L’Albatros en sortit le souffle court. Sauf en ce qui concerne les cuvettes, le Buffle est attentionné, et il vit le mal auquel l’Albatros était proie. Il avait cette expression profondément meurtrie sur le visage. Quelle situation cruelle ! Le Buffle s’inquiétait, sans le savoir, de ce qu’il lui avait infligé. Mais l’Albatros peut-il décemment lui rétorquer : « Lorsque tu souris, un chien te mange le visage et je crains que tu ne mordes aussi le mien. Tu te tiens à quatre pattes et vouté et tu mendies mes caresses comme un animal domestique, alors que moi, je suis plutôt animal civilisé.

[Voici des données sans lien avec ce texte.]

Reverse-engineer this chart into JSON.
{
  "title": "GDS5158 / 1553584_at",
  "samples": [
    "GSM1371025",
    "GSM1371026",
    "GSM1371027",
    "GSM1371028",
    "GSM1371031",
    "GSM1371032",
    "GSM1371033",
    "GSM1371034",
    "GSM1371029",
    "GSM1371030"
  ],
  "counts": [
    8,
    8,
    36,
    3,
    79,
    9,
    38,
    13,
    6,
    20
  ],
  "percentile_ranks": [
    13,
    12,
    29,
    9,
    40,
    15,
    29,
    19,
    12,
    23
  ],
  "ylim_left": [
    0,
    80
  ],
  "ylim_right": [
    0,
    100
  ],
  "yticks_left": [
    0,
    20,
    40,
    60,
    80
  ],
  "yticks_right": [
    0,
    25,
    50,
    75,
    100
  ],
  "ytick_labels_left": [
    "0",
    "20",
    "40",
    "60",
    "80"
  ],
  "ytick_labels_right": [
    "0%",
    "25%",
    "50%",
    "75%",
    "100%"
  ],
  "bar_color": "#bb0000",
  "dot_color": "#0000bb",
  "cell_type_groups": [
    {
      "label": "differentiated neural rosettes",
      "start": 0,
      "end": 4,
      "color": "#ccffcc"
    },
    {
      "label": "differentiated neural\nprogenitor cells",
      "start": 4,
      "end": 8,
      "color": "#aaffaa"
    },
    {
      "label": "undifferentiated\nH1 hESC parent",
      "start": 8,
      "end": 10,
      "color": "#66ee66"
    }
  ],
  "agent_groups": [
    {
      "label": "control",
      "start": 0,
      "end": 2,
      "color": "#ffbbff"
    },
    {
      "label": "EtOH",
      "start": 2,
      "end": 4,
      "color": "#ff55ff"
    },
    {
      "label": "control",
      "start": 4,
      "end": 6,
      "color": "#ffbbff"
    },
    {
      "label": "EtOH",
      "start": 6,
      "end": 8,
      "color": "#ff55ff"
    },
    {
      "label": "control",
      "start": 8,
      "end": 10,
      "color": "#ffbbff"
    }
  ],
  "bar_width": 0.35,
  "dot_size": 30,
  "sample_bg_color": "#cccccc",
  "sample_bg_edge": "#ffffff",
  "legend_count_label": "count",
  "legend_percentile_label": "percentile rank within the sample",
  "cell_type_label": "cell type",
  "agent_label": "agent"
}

Il y a de la merde dans ta cuvette, et tu l’as vue, et tu sais que moi aussi, je l’ai vue, et pourtant tu ne l’enlèves pas ; oui, véritablement, tu es un animal domestique ! Et là-dedans, qu’attends-tu de moi ? Que je te désire ? Alors que tu te comportes comme un animal domestique ? Tu te refuses à être désiré en te comportant de la sorte ! » ?
Non, décemment, il ne peut pas s’en remettre à cette vérité, même si elle soulagerait considérablement sa lourde poitrine : l’Albatros veut chérir les animaux qu’il fréquente.
La tâche est parfois ardue, mais il tient à ce principe et résiste stoïquement. Il ne dit rien, mais alors, plus rien du tout, ce qui est probablement inquiétant, mais ne le sera jamais autant que la violence de la vérité qu'il cache. La Merde quantique hante ses pensées. Il a envie de partir car il n’arrête pas de songer à ce qu’elle se trouve juste là, derrière la porte, et qu’elle l’épie à travers les murs. Les singeries du Buffle ne l’amusent guère, car il y reconnaît une terrible animalité, une animalité qui le conduit à laisser des traces de merde sur les cuvettes qu’il arpente et répandre le mépris dans le monde par sa désinvolture. Pourtant, il voudrait y voir plutôt une maladresse touchante, accuser une éducation plus légère... Cela lui coûte de l'admettre, mais il en veut au Buffle de se comporter comme un Buffle et d'attendre d'un animal aussi grandiose et délicat que l'Albatros qu'il le désire. Il serait dans l'ordre des choses que les buffles côtoient des animaux du même acabit, et dont les habitudes sont similaires. Ensemble et amoureux, ils pourraient contempler leur merde au fond des cuvettes. À ce culte-là, l'Albatros refusait de prendre part, mais encore, il trouvait proprement ulcérant qu'on pût ne serait-ce qu'imaginer lui proposer. Le Buffle n'était-il pas conscient de l'ampleur de leurs différences culturelles ? Pourquoi s'obstinait-il à le désirer ? Comment pouvait-il seulement se le permettre ? Pour sa propre gloire, il salirait celle des autres ! Ce qu'il se leurrait : ses espoirs lui faisaient mal ! L'Albatros ne savait pas si, pour l'amour d'autrui, il pouvait lui pardonner. Pour l'heure, l'Albatros avait pris son envol, et dans les cieux il n'est plus question de penser à la merde ; elles tombent si vite que les oiseaux se plaisent à croire qu'elles n'existent pas et qu'ils sont les plus distingués du règne animal.